A majority of the reporters and editors who signed the letter are based in the newspaper’s China and Hong Kong bureaus.

They included the three journalists whom China ordered to leave the country Wednesday: Josh Chin, the deputy bureau chief in Beijing and an American citizen; Chao Deng, a reporter, who is also an American; and Philip Wen, a correspondent and Australian citizen who reported on an Australian investigation of a cousin of President Xi Jinping of China as part of an inquiry into organised crime. The Chinese government gave the journalists until Monday to leave the country.

The letter argued that “the public outrage” over the headline in China “was genuine” and said the “Sick Man” headline should be changed online.

“We are deeply concerned that failure to take such action within the next few days will not only inflict further damage on our China bureau’s operations and morale in the short term,” the letter said, “but also cause lasting damage to our brand and ability to sustain our unrivalled coverage of one of the world’s most important stories.”

The letter also noted that people at The Journal had raised concerns about the “Sick Man” headline before China announced that it would revoke the journalists’ visas and order them out of the country. It also questioned whether the headline was “distasteful,” given the coronavirus outbreak.

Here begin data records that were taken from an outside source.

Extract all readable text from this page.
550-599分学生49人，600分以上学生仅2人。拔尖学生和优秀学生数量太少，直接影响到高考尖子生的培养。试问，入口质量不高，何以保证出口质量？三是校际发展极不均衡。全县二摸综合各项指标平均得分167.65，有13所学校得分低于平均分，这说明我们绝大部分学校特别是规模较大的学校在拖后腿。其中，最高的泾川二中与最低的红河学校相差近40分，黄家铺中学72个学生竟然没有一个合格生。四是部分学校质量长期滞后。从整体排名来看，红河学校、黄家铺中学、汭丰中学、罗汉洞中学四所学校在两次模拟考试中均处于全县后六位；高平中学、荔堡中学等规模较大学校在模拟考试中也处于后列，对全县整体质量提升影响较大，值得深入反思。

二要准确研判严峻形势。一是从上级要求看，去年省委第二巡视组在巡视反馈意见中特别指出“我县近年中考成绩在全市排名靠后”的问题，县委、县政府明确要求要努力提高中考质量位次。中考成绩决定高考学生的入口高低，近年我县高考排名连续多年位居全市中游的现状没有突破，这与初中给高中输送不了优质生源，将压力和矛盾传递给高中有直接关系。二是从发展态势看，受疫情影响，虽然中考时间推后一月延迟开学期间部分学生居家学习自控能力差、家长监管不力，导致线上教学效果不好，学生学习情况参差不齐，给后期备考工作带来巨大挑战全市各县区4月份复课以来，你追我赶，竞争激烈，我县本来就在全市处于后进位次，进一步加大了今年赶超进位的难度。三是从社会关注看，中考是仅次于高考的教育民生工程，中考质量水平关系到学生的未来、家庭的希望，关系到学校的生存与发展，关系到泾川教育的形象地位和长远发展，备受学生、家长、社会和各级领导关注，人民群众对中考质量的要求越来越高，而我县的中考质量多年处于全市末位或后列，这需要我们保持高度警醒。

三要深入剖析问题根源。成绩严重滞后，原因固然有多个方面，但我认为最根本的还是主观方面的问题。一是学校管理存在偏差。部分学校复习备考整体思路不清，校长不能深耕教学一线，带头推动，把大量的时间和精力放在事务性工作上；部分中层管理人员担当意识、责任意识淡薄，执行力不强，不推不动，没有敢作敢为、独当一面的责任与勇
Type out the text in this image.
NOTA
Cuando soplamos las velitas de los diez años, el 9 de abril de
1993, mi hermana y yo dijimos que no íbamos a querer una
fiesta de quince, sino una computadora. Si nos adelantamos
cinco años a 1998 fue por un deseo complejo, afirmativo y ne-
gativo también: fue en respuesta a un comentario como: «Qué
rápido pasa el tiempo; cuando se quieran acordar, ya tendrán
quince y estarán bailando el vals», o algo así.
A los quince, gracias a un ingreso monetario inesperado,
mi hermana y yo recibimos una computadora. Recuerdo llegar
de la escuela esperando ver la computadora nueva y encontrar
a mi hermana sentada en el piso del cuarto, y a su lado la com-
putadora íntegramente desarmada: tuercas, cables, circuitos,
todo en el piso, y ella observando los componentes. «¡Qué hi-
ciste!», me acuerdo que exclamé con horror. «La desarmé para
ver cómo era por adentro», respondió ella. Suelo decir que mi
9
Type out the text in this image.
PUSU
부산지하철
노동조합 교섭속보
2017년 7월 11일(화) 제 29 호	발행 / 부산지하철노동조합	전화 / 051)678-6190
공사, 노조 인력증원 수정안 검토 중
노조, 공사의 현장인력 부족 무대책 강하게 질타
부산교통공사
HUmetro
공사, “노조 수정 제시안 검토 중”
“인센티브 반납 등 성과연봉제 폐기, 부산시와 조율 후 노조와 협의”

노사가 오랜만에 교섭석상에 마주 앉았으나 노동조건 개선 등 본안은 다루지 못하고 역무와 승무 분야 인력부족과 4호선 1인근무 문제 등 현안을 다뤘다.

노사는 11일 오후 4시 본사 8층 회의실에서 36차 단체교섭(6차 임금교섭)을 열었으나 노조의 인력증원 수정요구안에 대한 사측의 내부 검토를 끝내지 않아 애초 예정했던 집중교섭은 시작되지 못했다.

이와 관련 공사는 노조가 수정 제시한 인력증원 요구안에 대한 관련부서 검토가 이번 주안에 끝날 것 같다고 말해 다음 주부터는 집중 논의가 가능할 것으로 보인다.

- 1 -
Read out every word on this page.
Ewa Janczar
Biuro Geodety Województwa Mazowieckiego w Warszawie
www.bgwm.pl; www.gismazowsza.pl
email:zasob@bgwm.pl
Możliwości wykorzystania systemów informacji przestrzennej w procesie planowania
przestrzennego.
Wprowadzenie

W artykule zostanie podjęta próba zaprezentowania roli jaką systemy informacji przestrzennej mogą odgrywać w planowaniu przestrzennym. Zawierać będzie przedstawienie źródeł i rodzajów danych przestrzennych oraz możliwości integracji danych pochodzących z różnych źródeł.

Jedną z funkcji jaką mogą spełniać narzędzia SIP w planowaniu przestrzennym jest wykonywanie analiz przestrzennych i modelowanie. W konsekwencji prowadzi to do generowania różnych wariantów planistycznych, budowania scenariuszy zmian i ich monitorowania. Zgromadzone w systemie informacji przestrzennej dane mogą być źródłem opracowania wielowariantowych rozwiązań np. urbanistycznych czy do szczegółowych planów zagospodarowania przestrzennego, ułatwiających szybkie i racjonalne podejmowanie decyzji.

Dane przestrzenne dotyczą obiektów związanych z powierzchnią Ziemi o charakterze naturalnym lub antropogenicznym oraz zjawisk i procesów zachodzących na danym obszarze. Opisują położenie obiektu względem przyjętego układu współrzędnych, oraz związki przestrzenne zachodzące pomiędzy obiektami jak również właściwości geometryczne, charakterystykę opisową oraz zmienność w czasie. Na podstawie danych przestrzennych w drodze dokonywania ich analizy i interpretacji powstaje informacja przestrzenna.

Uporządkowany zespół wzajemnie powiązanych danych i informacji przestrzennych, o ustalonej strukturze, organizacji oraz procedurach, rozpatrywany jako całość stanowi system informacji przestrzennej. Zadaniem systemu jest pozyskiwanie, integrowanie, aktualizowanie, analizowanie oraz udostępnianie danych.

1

A Dow Jones spokeswoman confirmed that the executives had received the letter and said in a statement, “We understand the extreme challenges our employees and their families are facing in China.” The company added that it “will continue to push” to have the visas of its three journalists reinstated.

Cheng, the China bureau chief, and more than a dozen others who signed the letter did not respond to requests for comment.

In addition to criticizing the headline, the letter took issue with an unsigned editorial published by the newspaper Wednesday, after China’s announcement that the journalists would be expelled.

Coronavirus
China was sometimes described as the 'sick man of Asia' at the end of the 1800s, in the depths of what we now call China’s ‘Century of Humiliation’. Image Credit: Agencies

In the punchy style the editorial page is known for, it got right to the point: “President Xi Jinping says China deserves to be treated as a great power, but on Wednesday his country expelled three Wall Street Journal reporters over a headline. Yes, a headline. Or at least that was the official justification.” The editorial went on to argue that the Chinese government had revoked the reporters’ credentials to divert attention from its “management of the coronavirus scourge.”

The editorial acknowledged criticism of the headline but defended it as echoing a description familiar to American readers that cast the late Ottoman Empire as the “sick old man of Europe.”

Mead, the writer of the op-ed, suggested in a Twitter post February 8 that he was opposed to the headline, writing, “Argue with the writer about the article content, with the editors about the headlines.” He declined to comment for this article.

In defense of the headline, The Journal and its supporters have pointed to the right to free speech and the newspaper’s separation of its news and opinion departments. The writers of the letter said the main issue was “the mistaken choice of a headline that was deeply offensive to many people, not just in China.”

The Washington Post first reported on the internal debate at The Journal.

Journal leaders met with newsroom employees to discuss the headline before China condemned it. In one meeting, Matt Murray, the editor-in-chief, seemed to agree with the complaints but said there was not much he could do about the headline because of the strict separation of the news and opinion sides. In a second meeting, journalists pushed Lewis, the publisher, to change the headline, to no avail.